Despised Icon - The Ills Of Modern Man (Century Media)


Auteur: Fred (26 juin 2007)
En magasin le: 22 mai 2007
Cote: 9/10

La première fois que j’ai entendu DESPISED ICON, j’étais plus concentré à trouver à quoi le son de la voix me faisait penser qu’à écouter la musique. La seule conclusion logique avait alors été que le chanteur était ou bien un crapaud ou une truie (c’était avant que je sois proprement introduit au pig squeal justement...). La pièce en question, c’était Compel to Copulate qui se retrouve sur leur premier album Consumed By Poison. Depuis ce temps, la formation montréalaise a signé avec Century Media, lancé The Healing Process en 2005, remporté le prix GAMIQ de groupe métal de l’année en 2006, et, surtout, m’a convaincu qu’elle pouvait faire beaucoup plus que des bruits de truie. Malgré tout le succès de The Healing Process, il manquait encore un petit quelque chose au groupe pour que j’embarque vraiment… Et ce quelque chose, croyez-moi, ils l’ont trouvé!

Depuis ses débuts, DESPISED ICON a toujours été dans une zone grise entre le métal, le death métal et le hardcore avec d’un côté, les puristes de métal importunés par tous les breakdowns, et de l’autre, ceux de hardcore par les voix des chanteurs. Rien n’a changé à ce niveau : le groupe se balade toujours entre ces différents styles, sauf qu’il le fait maintenant à l’aide de transitions fluides, variées et bien travaillées. On se retrouve donc dans un environnement imprévisible qui n’est toutefois pas trop chaotique pour être agréable à écouter.
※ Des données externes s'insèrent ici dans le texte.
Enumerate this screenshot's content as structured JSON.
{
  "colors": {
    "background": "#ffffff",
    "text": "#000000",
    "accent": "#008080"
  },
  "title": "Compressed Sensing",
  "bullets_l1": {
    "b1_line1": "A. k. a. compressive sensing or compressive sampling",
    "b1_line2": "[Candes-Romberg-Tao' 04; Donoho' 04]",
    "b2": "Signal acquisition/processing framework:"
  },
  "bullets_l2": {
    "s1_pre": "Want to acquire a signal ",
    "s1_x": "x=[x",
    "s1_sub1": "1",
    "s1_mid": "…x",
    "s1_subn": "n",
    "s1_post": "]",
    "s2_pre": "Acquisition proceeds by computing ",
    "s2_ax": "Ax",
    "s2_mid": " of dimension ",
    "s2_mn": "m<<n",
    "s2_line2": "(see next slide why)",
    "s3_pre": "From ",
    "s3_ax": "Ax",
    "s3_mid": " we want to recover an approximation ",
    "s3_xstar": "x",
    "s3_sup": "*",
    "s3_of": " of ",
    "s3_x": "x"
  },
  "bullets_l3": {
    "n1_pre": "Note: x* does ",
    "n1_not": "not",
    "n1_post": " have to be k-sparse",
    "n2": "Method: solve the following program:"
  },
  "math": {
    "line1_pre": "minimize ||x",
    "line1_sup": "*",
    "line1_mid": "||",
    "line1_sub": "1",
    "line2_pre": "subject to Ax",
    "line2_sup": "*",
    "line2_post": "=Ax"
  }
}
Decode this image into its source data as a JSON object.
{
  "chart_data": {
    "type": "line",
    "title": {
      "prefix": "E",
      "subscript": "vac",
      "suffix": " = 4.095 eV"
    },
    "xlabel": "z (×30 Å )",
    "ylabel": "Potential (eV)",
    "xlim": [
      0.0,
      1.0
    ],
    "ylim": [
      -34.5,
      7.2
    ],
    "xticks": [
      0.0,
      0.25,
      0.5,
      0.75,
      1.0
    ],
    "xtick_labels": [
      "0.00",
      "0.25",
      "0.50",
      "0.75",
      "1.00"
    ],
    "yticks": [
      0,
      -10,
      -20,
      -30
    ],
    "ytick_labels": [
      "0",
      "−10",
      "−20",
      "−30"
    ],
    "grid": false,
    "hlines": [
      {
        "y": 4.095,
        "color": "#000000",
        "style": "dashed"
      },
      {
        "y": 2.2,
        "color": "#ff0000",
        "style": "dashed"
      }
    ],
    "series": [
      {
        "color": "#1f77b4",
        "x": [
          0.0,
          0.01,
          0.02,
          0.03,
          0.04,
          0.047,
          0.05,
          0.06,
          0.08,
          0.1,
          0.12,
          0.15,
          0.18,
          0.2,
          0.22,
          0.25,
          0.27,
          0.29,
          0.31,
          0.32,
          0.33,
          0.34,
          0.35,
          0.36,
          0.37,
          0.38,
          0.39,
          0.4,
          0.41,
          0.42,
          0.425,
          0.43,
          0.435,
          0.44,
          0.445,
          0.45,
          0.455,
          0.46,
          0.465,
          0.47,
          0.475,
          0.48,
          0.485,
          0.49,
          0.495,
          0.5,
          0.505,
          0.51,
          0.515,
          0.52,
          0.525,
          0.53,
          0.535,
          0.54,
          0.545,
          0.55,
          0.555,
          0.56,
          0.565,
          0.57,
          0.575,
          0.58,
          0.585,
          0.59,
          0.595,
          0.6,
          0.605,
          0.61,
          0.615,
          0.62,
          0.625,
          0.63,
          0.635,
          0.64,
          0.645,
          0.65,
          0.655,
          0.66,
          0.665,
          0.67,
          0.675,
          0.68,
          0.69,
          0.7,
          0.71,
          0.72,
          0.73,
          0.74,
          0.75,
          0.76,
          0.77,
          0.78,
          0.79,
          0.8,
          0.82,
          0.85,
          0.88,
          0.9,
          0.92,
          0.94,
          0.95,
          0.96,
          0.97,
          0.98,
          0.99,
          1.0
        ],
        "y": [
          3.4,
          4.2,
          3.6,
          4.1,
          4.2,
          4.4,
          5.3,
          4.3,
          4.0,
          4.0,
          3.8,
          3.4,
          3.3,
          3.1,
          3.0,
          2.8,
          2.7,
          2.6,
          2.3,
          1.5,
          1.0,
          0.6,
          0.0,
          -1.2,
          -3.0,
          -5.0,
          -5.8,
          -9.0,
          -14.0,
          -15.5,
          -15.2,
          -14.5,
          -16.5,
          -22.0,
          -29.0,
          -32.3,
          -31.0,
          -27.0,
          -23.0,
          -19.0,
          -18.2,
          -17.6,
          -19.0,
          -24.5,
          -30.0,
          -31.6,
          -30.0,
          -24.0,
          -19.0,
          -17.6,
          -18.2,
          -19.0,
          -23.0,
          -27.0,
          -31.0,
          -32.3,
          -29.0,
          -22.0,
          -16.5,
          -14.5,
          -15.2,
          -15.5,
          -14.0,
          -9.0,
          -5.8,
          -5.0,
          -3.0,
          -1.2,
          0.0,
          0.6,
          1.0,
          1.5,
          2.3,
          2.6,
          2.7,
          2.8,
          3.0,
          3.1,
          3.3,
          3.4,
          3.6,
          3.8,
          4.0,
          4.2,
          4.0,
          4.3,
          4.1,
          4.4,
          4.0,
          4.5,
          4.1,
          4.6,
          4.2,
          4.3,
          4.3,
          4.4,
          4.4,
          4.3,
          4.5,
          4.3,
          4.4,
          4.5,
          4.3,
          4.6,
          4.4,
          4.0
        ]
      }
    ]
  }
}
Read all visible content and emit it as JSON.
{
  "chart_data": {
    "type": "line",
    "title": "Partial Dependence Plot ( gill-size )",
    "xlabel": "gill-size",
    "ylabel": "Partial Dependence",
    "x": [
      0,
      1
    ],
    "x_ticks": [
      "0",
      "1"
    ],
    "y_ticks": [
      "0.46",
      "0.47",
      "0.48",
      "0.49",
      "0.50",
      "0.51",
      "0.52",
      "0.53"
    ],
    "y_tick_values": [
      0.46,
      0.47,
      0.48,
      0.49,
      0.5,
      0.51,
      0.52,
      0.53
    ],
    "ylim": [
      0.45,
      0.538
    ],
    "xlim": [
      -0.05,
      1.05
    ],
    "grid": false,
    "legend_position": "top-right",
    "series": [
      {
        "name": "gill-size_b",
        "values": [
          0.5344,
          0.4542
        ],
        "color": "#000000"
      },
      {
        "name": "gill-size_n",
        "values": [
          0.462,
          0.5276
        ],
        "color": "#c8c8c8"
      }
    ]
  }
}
Un exemple parmi plusieurs est la pièce Oval Shaped Incisions où on nous prend d’assaut avec un début typiquement death métal ultra-rapide supporté par un Alex Pelletier déchaîné derrière la batterie (qui ne nous donne pas une seule seconde de répit pendant les quarante minutes que durent l’album) qui aboutit finalement dans un refrain à saveur hardcore mosh-style avec gang shouts.

Un autre élément qui frappe dès la première écoute, c’est la production qui est tout simplement incroyable si on compare aux albums précédents. Le tout a été fait par Yannick St-Amand (BENEATH THE MASSACRE, ION DISSONANCE, NEURAXIS) qui a aussi contribué à la guitare. Le son est clair et chaque instrument (notamment la batterie tel quel mentionné précédemment) vous défonce avec intensité – ce qui, je crois, est l’effet qu’espère créer un groupe comme DESPISED ICON. On a aussi ajusté le tir derrière le micro. Les deux chanteurs se combinent pour produire trois différents niveaux allant du plus grave (growl) au plus aigu (« la truie ») en passant par shout plus typique du hardcore. D’ailleurs, « la truie » est utilisée de façon beaucoup plus modérée et judicieuse qu’auparavant; on en retrouve toujours amplement, mais c’est n’est plus abusif. Certains diront que le fait de devoir combiner deux personnes pour obtenir ces différents styles vocaux ne fait que démontrer la faiblesse desdits chanteurs. Peut-être, sauf que le résultat est satisfaisant et ça ajoute de l’énergie sur scène, alors pourquoi s’en plaindre? Parlant d’énergie, le groupe fait aussi bon usage des gang shouts tout au long de l’album. En particulier, sur le refrain de l’excellente pièce d’ouverture In the Arms of Perdition pour laquelle le groupe a réalisé un vidéo que vous pouvez visionner ici.

Bref, on a l’impression que le groupe a créé une bête féroce il y a quelques années qu’il maitrise maintenant à la quasi-perfection. Ainsi, sur un même album on obtient notre bonne dose de métal, de hardcore et même un petit côté mélodique avec la dernière pièce Fainted Blue Ornaments. Avec Ills Of Modern Man, DESPISED ICON a atteint son apogée et on ne peut qu’être excité d’entendre leur prochain album.

+ : Le mélange bien dosé de plusieurs styles. In The Arms Of Perdition, The Ills Of Modern Man, A Fractured Hand.
- : La force de l’album est peut-être aussi sa faiblesse : trop hardcore pour être métal et trop métal pour être hardcore. La « truie », c’est n’est pas pour tout le monde.

Pour les fans de : THE RED CHORD, ION DISSONNANCE, THROUGH THE EYES OF THE DEAD.